Another means of increasing this population is conducted by breeding beetles in a lab and reintroducing them into new or old habitats. Researchers filled a variety of containers for ovipositing with soil from E. n. lincolnianas native habitat. A pair of adults were placed in each container as temperature and humidity were regulated. Studies figuring out optimal soil type and salinity further maximized rearing conditions. It was determined that a mixture of loess and sand favored oviposition, while there was no difference between adding 0.5 M and 0.354 M saline solution. There was no ovipositing on native soil alone, which suggests that females prefer a loess–sand mixture over native soil that contains more clay. It could be the difference in salinity in soil composition that accounts for this difference, but further studies are needed.
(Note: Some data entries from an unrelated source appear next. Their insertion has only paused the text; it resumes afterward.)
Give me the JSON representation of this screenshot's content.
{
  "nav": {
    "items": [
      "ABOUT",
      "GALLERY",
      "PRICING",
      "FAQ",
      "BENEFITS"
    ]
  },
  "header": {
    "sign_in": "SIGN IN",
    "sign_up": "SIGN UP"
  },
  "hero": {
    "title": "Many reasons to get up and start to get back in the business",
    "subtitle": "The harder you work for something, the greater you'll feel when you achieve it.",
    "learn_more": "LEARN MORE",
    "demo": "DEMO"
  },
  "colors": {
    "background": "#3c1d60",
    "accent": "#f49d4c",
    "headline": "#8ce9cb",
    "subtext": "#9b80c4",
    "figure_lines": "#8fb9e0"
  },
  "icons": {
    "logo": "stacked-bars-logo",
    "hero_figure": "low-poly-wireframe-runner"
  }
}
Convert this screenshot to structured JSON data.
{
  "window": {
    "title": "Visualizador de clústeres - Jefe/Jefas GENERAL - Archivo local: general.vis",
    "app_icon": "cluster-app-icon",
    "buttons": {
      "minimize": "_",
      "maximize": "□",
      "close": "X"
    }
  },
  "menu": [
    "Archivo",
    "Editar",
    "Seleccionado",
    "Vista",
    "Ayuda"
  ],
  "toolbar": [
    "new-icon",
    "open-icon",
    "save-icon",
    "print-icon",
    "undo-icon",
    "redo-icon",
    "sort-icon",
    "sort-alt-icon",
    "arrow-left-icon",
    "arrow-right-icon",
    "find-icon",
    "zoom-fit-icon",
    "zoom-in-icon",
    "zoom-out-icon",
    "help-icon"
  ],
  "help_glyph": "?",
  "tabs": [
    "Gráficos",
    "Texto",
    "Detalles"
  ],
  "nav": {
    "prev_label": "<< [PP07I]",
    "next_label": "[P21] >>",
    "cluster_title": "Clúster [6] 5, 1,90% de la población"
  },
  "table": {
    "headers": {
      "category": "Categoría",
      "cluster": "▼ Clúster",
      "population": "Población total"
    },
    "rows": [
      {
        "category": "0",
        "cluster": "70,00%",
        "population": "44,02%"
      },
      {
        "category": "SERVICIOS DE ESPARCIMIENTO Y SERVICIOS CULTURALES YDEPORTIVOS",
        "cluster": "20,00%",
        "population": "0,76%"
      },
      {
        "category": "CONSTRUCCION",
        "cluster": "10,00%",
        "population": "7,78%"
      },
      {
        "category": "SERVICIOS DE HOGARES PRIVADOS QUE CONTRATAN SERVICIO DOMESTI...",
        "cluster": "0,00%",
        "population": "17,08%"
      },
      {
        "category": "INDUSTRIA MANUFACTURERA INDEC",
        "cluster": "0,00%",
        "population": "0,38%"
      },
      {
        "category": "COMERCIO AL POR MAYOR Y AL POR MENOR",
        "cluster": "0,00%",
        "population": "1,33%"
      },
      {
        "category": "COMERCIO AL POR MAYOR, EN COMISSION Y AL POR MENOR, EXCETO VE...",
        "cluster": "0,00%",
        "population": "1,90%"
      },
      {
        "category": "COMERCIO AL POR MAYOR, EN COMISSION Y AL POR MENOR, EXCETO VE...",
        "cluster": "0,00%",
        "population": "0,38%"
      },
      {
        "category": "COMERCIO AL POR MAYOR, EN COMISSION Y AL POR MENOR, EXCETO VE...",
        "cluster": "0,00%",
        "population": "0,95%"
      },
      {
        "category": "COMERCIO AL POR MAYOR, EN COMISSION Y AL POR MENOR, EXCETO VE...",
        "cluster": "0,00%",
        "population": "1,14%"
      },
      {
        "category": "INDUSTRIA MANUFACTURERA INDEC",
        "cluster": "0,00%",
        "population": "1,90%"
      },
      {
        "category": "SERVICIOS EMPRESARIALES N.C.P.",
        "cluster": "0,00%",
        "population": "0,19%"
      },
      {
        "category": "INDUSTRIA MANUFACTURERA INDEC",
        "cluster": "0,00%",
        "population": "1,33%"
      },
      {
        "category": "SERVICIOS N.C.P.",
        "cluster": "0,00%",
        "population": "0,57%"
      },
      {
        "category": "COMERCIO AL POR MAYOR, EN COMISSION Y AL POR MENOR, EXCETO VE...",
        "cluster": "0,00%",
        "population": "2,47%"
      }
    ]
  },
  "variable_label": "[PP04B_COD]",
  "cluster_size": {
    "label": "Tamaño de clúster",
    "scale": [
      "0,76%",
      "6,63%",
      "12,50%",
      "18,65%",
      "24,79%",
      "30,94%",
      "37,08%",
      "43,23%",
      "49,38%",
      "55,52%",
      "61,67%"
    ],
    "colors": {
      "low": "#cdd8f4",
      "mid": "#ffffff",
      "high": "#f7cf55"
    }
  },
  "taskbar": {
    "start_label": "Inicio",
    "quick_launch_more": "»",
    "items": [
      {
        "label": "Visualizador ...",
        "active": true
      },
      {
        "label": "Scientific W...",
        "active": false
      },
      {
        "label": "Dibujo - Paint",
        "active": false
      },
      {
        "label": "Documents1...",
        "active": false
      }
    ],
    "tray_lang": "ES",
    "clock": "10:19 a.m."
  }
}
In 2011, the City of Lincoln, the U.S. Fish and Wildlife Service, the Lower Platte South Natural Resource District, Omaha's Henry Doorly Zoo, the Nebraska Game and Parks Commission, the Lincoln Children's Zoo, and the University of Nebraska banded together to breed these beetles in hopes of reintroducing them to their populations. Efforts to acquire land and restore it are a main goal for population recovery. The Saline Wetlands Conservation Partnership consists of over 15 groups that buy wetlands, participate in outreach, educate others, and more in order to save these lands. The City of Lincoln plays an important role in these acquisitions, even making salt flats along streams for the Salt Creek tiger beetle to stay.

=== Future ===
Since 1991, the number of sites for this subspecies has been diminishing rapidly. However, new sites are being bought and managed to protect these beetles. Since the early 2010s, the population has been relatively stable. Researchers plan to introduce more beetles into recently restored saline wetlands to facilitate their growth in new locations without these beetles present. These releases are intended to observe its success and further important data collection for this cause.